Entropy and Love - part 1

It is said that the last thing fish would discover is water. For us, could this thing be the essence of time?

Time passes by, or does it?

In classical physics time is just a variable that can just as well go backwards as forwards. It is not until the second law of thermodynamics that science provides a direction to time – the direction in which things go wrong! E.g. drop a plate and it will smash – never will a smashed plate magically come to mend itself . The direction of time given by this law is known as the thermodynamic arrow of time . It implies that time flows in the direction in which things become more chaotic, e.g. from whole plates to smashed plates.


But this is just one perspective. It is a perspective based on analysis – one provided by the mind. And it is necessarily the perspective of the mind. The mind is a delay-response system – time is a function of this system. Whereas simple organisms receive stimuli and respond directly to these in a pre-programmed manner (instinctive behaviour), more complex organisms such as man have the ability to “store” stimuli in a brain and respond at a later time.
It is this storage of information that creates this sense of time. Why? Because when the brain stores information it is becoming less chaotic relative to its surroundings . Therefore it perceives the world as becoming more chaotic.


A curious by-product of this result is the key to happiness, already well documented by many. The solutions fall into two broad categories:

1. Instead of storing information, release it. Commonly, people do this just by talking – this does work, but at a cost to the listener who is storing information that they too will need to release. More environmental approaches include prayer or meditation.

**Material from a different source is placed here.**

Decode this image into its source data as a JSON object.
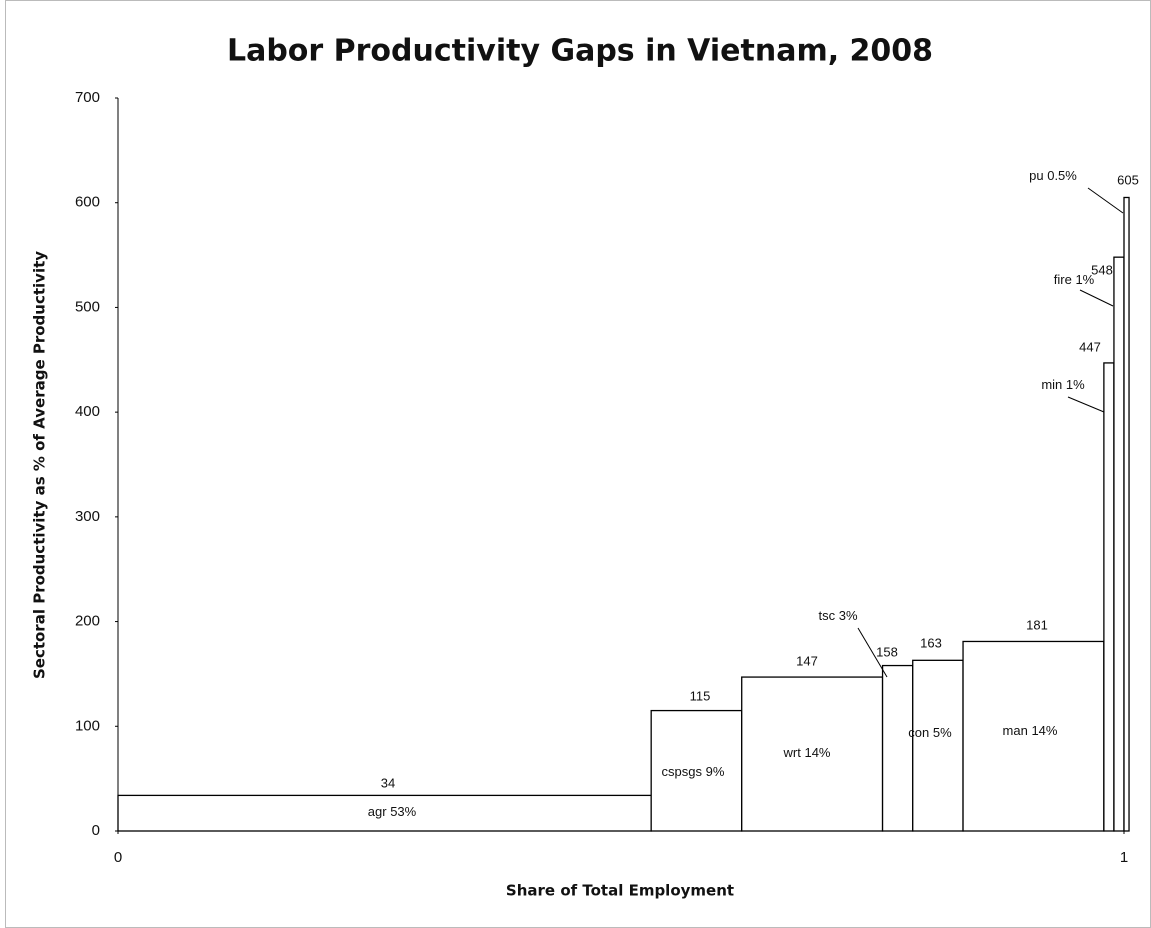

2. Store and release in equal measure. A good conversation, a good mechanic fixing a car, a musician striking a perfect note, a carpenter striking a chisel just so, doing anything that you really enjoy – are all examples of the mind storing and releasing in equal measure, or of neither storing nor releasing – sometimes known as a state of flow. In such a state we may experience time as if standing still – we are living entirely in the moment.